Most importantly, there is absolutely no evidence that these measures have enhanced the safety or well-being of patients or protected the public. Quite the opposite—duplication in obtaining permissions from NHS trusts and other regulators simply creates confusion and unnecessary delays. As a result of this “one size fits all” approach, there has been a fall in the UK's global share of patients in clinical trials and an increase in the time and cost of navigating the UK's complex research approval processes. That flies in the face of the idea that we get better outcomes for our patients.

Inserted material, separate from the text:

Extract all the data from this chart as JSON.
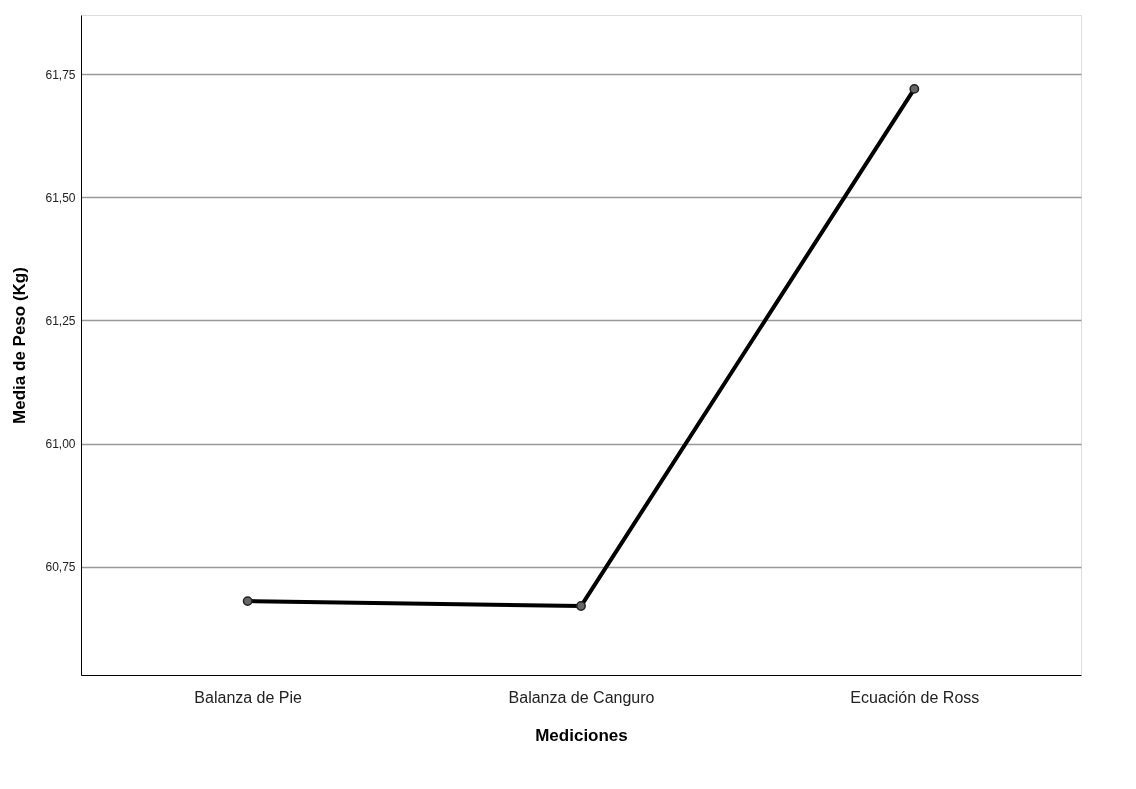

In short, the current situation is stifling research, driving medical science overseas and seriously disadvantaging the very UK patients whose lot we in this House want improved. This Bill could and should deal with these issues by translating into statute the recommendations of the Academy of Medical Sciences. At the centre of its proposals was the creation of a new single research regulator to oversee and manage the regulation and governance of all health research; to deliver on opportunities to reduce complexity, costs, timeliness and inefficiency; and to build confidence in the conduct and value of health research. What is frustrating is that the Government are so supportive of that approach, but there is no sense of urgency to actually deliver. The promise of a Bill at some future date is simply not acceptable unless the Minister can put on record, when he winds up tomorrow, that it will be in the next Queen’s Speech.
Setting up a health research authority as a special health authority is welcome but, apart from finding a home for the Medical Ethics Service, it answers few of the fundamental questions raised by the Academy of Medical Sciences. Equally, plans to improve the NHS R&D permissions process by making future funding conditional on NHS trusts meeting new approval timelines is very welcome, but how autonomous trusts will be persuaded to fast-track approvals is far from clear. What if the new commissioning groups say, “Research is not our priority”? How will the Secretary of State, without those powers, deal with exactly that? During Committee, I hope that amendments will come forward to consider setting up a new authority, though I recognise that unpicking our existing governance framework in order to streamline it will require a phased approach, the transition of several functions, and therefore co-ordination between a number of bodies. It will also mean dealing with the fall-out from the Public Bodies Bill, which seems to have been forgotten, and dismantling organisations such as the Human Tissue Authority and the Human Fertilisation and Embryology Authority. However, the academy has created a clear vision so that all those involved in undertaking research are clear on the end-point we are aiming for, and what is expected of them during the transition.
My noble friend has said that he wants to listen and that he wants to make necessary improvements to this Bill. He can become a hero in the medical community. He can become a god among patients, if he listens and takes our advice—and that is probably the best advice that he is going to get today.